Il y a ensuite des pays comme le Canada, l’Australie et l’Irlande, qui pensent qu’ils résisteront aux vents trumpistes. Au Canada, les mesures économiques agressives des États-Unis ont temporairement renforcé le centre libéral. En Irlande et en Australie, l’espoir est répandu que ces nations insulaires resteront à l’écart des grands courants de la politique mondiale. Le problème est que ces pays sont tous fondamentalement dépendants des États-Unis sur le plan économique et militaire et, malgré leurs discours de défiance, leurs élites finiront bien par s’incliner. Les communistes ne peuvent pas se laisser bercer par un faux sentiment de sécurité. Ce n’est qu’une question de temps avant que le centre libéral ne s’effondre également dans ces pays.

… Et la montée de la gauche ?

Mais, et la gauche ? Bon nombre des pays mentionnés ci-dessus ont également connu un rebond de la gauche : la victoire de Zohran Mamdani à la mairie de New York, l’élection de Catherine Connolly à la présidence irlandaise, la montée en puissance du Parti vert et de « Your Party » en Grande-Bretagne ainsi que les récentes grèves en France, en Italie et en Grèce. Pour beaucoup, ces phénomènes confirment que la montée de la gauche fait au moins contrepoids à celle de la droite. Malheureusement, ce point de vue est faux et repose sur une lecture erronée de la dynamique politique.

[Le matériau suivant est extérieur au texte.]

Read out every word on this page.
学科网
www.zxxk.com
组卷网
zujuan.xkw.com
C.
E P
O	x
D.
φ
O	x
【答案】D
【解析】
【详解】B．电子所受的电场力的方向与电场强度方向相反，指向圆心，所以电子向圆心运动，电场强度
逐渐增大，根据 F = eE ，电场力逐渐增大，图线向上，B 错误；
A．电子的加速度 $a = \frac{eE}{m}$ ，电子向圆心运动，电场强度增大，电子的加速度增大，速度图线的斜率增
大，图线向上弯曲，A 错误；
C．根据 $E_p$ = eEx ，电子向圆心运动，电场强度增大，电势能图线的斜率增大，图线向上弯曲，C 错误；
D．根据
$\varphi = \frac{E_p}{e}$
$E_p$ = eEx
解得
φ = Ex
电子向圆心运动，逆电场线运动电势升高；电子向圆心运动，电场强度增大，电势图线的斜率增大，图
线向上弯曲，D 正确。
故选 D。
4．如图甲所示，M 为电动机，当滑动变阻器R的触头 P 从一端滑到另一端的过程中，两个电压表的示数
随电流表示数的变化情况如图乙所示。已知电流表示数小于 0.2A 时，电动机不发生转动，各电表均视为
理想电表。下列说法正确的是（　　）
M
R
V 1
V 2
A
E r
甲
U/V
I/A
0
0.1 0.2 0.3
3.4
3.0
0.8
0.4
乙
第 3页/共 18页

Dans la mesure où il y a eu un glissement vers la gauche, celui-ci touche principalement des couches libérales de la classe moyenne et des étudiants. Il est motivé par la peur de la montée de la droite et l’indignation face aux libéraux traditionnels qui sont en train de trahir les valeurs qu’ils disaient défendre. Il ne repose pas sur une montée intrinsèque de la conscience et de la combativité de la classe ouvrière. Dans l’ensemble, la classe ouvrière ne va pas vers la gauche mais constitue une partie importante de la base des partis populistes de droite. D’autres couches sont démoralisées, ce qui profite également aux forces réactionnaires. Comme la bourgeoisie va également vers la droite, les forces progressistes de gauche se retrouvent sans poids social décisif pour les soutenir.

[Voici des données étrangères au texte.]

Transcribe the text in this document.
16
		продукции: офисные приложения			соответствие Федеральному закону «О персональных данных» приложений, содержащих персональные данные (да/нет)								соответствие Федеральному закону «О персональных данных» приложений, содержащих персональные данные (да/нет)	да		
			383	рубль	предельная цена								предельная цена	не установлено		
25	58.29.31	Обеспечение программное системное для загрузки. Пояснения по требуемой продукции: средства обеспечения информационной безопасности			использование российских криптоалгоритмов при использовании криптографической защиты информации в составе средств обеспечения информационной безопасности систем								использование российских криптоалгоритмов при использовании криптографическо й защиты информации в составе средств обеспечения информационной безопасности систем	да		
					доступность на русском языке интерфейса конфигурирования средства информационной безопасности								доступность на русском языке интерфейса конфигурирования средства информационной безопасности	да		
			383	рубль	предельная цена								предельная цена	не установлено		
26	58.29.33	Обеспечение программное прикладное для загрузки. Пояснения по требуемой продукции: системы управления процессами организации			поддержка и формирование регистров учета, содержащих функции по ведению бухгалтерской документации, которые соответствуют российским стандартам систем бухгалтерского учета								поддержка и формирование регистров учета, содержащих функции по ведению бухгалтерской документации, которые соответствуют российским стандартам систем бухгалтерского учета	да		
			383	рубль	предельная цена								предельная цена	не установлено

De plus, la plupart des forces de gauche se présentent comme les défenseurs les plus cohérents et les plus combatifs de l’impérialisme libéral et non comme une force aspirant à conduire la classe ouvrière vers le socialisme – Catherine Connolly, le Parti vert en Grande-Bretagne et Die Linke en Allemagne sont des exemples typiques. Même au sein de Your Party, un parti en formation qui a le potentiel pour adopter un programme radical en faveur de la classe ouvrière, la plupart de ses partisans et de ses dirigeants restent très attachés au libéralisme britannique traditionnel. Dans tous ces cas, la tâche des socialistes est de lutter pour une rupture politique avec le libéralisme et une orientation claire vers la construction de liens avec la classe ouvrière.

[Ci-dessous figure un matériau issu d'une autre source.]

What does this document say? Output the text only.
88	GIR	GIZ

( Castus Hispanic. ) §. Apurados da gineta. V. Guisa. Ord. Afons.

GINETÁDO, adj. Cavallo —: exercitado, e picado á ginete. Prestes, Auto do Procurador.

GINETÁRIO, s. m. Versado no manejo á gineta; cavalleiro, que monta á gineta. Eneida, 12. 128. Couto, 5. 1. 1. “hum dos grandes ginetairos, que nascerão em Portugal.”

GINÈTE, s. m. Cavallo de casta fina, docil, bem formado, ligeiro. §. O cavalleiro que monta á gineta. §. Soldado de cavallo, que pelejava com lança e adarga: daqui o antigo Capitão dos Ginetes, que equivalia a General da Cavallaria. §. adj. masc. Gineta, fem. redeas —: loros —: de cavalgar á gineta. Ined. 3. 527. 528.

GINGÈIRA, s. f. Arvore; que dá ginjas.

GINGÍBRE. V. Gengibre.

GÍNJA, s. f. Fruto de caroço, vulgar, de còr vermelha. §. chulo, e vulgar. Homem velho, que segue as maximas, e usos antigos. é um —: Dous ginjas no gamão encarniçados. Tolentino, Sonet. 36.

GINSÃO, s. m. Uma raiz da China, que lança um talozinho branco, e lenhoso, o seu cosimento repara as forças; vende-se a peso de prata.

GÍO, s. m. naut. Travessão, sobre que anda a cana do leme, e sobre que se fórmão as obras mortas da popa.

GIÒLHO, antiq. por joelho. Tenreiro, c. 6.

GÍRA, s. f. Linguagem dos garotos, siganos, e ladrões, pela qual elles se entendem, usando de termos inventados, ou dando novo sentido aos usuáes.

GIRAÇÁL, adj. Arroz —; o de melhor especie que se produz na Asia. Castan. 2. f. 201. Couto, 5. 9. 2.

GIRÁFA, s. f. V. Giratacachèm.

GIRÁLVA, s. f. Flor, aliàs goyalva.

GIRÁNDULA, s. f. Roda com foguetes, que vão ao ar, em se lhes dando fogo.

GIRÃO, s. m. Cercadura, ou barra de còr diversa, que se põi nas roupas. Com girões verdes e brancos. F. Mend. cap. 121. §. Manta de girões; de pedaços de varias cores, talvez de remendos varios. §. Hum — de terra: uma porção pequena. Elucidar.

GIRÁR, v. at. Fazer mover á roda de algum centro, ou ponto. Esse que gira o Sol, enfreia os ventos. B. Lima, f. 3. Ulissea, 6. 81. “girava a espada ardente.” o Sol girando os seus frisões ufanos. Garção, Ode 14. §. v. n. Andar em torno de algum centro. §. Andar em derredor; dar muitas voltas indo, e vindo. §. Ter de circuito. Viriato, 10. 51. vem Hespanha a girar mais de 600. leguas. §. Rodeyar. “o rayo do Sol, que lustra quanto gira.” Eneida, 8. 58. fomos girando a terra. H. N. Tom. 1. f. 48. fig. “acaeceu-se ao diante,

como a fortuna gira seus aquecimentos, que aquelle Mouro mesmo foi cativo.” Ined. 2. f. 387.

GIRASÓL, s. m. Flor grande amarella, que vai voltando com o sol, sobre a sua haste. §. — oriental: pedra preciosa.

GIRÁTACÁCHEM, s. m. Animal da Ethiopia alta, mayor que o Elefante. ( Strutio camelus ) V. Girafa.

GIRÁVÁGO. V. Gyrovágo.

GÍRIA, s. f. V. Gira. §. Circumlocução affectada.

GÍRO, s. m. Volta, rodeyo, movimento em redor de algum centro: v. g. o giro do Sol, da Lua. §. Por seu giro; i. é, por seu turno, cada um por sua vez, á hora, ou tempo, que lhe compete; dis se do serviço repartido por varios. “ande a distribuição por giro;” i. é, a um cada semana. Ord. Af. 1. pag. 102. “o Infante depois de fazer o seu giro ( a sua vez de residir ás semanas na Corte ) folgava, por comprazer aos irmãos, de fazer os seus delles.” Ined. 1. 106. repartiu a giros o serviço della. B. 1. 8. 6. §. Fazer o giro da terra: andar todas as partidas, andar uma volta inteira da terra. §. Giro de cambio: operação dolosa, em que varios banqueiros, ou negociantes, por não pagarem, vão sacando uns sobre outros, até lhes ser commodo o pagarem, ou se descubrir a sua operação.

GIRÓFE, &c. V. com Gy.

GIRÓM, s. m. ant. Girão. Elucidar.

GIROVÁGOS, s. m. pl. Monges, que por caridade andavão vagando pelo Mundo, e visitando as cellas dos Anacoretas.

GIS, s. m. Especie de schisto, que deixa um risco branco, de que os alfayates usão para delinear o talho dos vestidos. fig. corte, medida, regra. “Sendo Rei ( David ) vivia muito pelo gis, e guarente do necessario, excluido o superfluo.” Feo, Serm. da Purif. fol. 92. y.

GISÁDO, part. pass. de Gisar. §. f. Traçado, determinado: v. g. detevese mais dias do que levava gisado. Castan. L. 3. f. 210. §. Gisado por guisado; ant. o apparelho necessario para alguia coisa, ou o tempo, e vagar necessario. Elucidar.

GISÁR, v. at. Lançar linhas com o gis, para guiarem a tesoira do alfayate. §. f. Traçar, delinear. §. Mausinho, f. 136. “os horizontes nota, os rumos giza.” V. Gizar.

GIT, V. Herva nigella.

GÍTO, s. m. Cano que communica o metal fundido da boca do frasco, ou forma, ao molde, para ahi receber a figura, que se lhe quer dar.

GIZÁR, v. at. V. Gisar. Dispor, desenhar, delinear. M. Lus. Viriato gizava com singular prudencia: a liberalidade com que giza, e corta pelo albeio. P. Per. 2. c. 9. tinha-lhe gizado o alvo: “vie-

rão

Aux États-Unis, où Trump est à la Maison Blanche et le Parti démocrate est en désarroi, la dynamique est légèrement différente. La victoire de Mamdani contre le MAGA et l’establishment du Parti démocrate présente de nombreux parallèles avec les mouvements de gauche dans d’autres pays. Cependant, il faut faire au moins deux distinctions majeures. La première est que Mamdani provient lui-même de l’intérieur du système bipartite traditionnel de l’impérialisme américain. Même si de nombreux membres du Parti démocrate s’opposent à lui, il ne franchit aucune ligne rouge pour la bourgeoisie. Des personnalités telles que Barack Obama ont déjà tendu la main à Mamdani, cherchant à le ramener dans le giron de l’establishment. Deuxièmement, la campagne de Mamdani n’était pas vraiment fondée sur la défense de l’ancien statu quo libéral. Elle soulevait des revendications économiques minimales et évitait pour l’essentiel les questions sociales telles que l’immigration, l’oppression des noirs et la question transgenre. Ainsi, contrairement aux politiciens traditionnels qui restent en Europe, Mamdani donne peut-être un aperçu de l’avenir du Parti démocrate : plus interventionniste sur le plan économique, moins libéral sur le plan social.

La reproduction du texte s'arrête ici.